Los obispos titulares están compuestos de las siguientes clases:
(1) Los que ayudan a los obispos diocesanos en la realización de las funciones episcopales (de ahí que sean llamados vicarii in pontificalibus, episcopi auxiliares, o episcopi sufraganei). Sin embargo, el sufragáneo no puede desempeñar funciones episcopales meramente por el nombramiento directo del papa, pues debe estar también específicamente comisionado por su diocesano para casos especiales y para ayuda general. Por revocación por parte del obispo de la diócesis o por su dimisión o muerte, las prerrogativas del sufragáneo cesan, aunque no su estipendio, que sólo puede ser revocado por el papa o la congregación del concilio. Sin embargo, si el nuevo obispo desea retener al sufragáneo como ayudante, está obligado a quedarse.
(2) Los obispos griegos residentes en Roma, San Benedetto di Ullano y Palermo, que ordenan sacerdotes uniatas griegos en toda Italia.
(3) Los prelados militares principales, cuando el ejército está exento de jurisdicción episcopal ordinaria.
(4) Los vicarios apostólicos en campos misioneros.

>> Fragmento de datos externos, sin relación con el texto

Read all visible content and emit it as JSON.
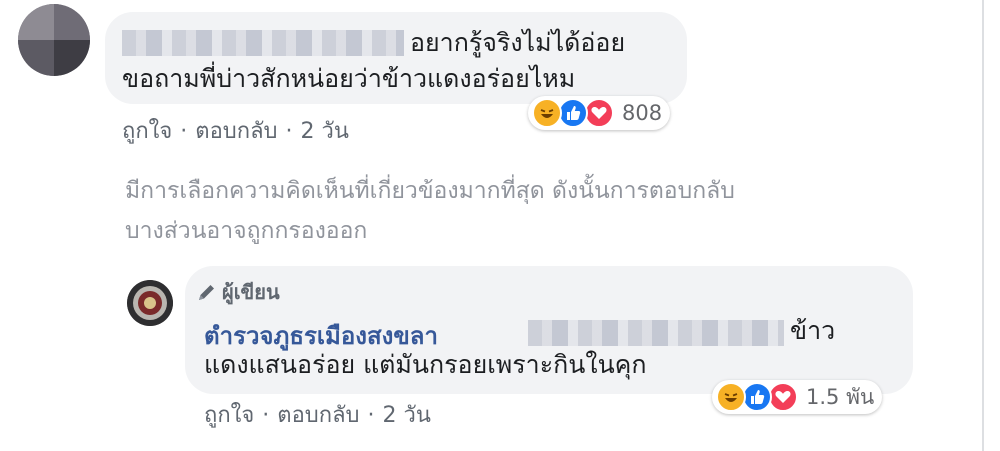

(5) Finalmente, los nuncios apostólicos y algunos de los prelados romanos son usualmente nombrados obispos titulares o arzobispos, estando acorde esta promoción con otras eclesiásticas como una distinción honorífica. Dado que los obispos titulares no pueden percibir ingresos de sus sedes, a veces se les permite por indulto papal retener beneficios ordinariamente incompatibles con la consagración episcopal.

En Inglaterra la posición de los sufragáneos fue regulada por Enrique VIII en 1534, pero ninguno fue propuesto tras 1592 hasta 1870, cuando se nombró un sufragáneo. Desde entonces la institución ha sido reavivada.